Il faut bien que vieillesse se passe

Mais, comme disait ma grand-mère, « chaque âge a ses plaisirs ». Le stylo n’était-il pas, avant Onfray, un prolongement du pénis ? En bon darwinien, Jean s’est donc adapté : désormais, sur les plateaux télé, il ne regarde plus seulement les jolies jeunes femmes, mais aussi ses interlocuteurs. Il n’écoute toujours personne, en revanche ; à quoi bon ? Comme le regretté Marchais, il est « venu avec ses réponses ». Un simple assortiment de pirouettes, certes, mais qui semblent voler si haut que nul n’ose aller contre.

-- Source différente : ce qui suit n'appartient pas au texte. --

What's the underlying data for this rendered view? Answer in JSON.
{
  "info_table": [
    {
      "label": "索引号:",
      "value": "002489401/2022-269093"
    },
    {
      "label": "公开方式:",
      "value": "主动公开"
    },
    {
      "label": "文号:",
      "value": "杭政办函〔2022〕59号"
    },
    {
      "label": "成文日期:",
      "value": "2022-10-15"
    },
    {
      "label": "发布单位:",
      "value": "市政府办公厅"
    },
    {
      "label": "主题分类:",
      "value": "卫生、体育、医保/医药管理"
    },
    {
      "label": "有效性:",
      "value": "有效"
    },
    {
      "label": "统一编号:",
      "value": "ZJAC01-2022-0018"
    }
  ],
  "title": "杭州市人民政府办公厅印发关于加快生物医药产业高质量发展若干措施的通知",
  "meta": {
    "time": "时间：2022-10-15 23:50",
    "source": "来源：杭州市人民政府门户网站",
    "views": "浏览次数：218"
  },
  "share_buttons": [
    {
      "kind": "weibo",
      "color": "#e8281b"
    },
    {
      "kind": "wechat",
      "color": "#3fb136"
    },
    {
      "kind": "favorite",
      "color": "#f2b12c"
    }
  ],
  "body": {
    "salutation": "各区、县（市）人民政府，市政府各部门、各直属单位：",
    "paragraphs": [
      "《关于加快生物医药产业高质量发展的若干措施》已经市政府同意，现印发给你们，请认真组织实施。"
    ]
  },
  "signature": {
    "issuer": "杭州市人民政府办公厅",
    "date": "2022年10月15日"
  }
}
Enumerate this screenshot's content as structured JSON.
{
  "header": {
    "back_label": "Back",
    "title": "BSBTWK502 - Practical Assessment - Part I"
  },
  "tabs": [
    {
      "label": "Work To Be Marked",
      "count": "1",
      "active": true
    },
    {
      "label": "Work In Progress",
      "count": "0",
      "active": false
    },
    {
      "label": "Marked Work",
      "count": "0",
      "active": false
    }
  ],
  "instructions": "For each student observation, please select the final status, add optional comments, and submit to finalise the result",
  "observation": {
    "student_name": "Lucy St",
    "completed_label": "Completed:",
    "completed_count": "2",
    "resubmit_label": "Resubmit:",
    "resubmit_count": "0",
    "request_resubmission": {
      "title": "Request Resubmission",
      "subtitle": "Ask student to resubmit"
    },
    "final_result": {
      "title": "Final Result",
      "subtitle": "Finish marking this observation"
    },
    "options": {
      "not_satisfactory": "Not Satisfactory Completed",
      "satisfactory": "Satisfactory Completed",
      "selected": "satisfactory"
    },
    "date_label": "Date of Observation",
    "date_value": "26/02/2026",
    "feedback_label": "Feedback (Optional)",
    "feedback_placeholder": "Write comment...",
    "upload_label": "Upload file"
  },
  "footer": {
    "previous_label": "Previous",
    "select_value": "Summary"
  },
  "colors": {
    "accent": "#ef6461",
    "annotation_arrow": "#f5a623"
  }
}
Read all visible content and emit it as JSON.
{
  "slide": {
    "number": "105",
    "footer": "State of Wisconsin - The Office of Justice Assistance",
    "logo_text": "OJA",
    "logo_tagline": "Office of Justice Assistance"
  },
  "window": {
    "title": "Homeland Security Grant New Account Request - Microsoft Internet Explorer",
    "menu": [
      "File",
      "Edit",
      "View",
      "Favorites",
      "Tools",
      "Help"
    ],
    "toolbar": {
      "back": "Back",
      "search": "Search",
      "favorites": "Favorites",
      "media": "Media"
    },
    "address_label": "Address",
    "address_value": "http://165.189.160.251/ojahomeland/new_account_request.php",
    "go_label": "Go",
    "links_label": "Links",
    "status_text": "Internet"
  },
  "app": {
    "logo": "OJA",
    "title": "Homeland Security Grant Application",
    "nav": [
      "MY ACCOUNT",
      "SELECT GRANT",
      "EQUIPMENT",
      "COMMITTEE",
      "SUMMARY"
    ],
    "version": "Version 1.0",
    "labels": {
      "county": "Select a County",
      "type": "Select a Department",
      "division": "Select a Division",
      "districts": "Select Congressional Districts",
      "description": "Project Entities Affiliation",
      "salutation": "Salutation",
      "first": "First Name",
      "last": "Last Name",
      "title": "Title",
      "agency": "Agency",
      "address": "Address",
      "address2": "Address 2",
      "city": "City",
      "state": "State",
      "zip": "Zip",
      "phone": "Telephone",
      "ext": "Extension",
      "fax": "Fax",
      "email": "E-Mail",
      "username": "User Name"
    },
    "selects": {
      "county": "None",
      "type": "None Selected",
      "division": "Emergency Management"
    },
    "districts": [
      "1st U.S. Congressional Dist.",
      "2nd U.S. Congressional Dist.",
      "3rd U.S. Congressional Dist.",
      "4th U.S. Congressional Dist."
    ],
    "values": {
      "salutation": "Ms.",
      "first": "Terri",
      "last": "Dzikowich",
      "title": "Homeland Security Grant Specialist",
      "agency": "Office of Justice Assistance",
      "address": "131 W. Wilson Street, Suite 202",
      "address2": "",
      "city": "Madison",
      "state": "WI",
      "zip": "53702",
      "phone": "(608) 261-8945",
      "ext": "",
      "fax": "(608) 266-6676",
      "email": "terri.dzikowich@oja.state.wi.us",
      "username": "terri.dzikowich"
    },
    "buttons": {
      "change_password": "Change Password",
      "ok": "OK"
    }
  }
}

Et puis ce que les vraies gens écoutent surtout, c’est la petite musique de ce Jean-là, si bien accordée à son élégance naturelle. La manière familièrement altière dont il porte ses titres et son âge ; sa crinière d’un blanc éclatant, sans trace de triste jaune ni du mauve fatal ; ses beaux yeux délavés comme un jean Armani et ses tweeds coordonnés… Tout ça n’est-il pas, au fond, plus important que ce qu’il dit ?

Assurément ! Mais à ce tarif-là, pourquoi se moquer toujours du look de BHL ? Dans le genre Narcisse épanoui, la droite en plastique dispose elle aussi d’un modèle de compétition, prêt à tout,  plus que l’autre encore, pour renvoyer de lui un reflet positif. Il faut le voir, cet Immortel hors d’âge croulant sous les honneurs, balancer des gros mots à la télé pour faire le jeune-homme-vert et toujours rebelle.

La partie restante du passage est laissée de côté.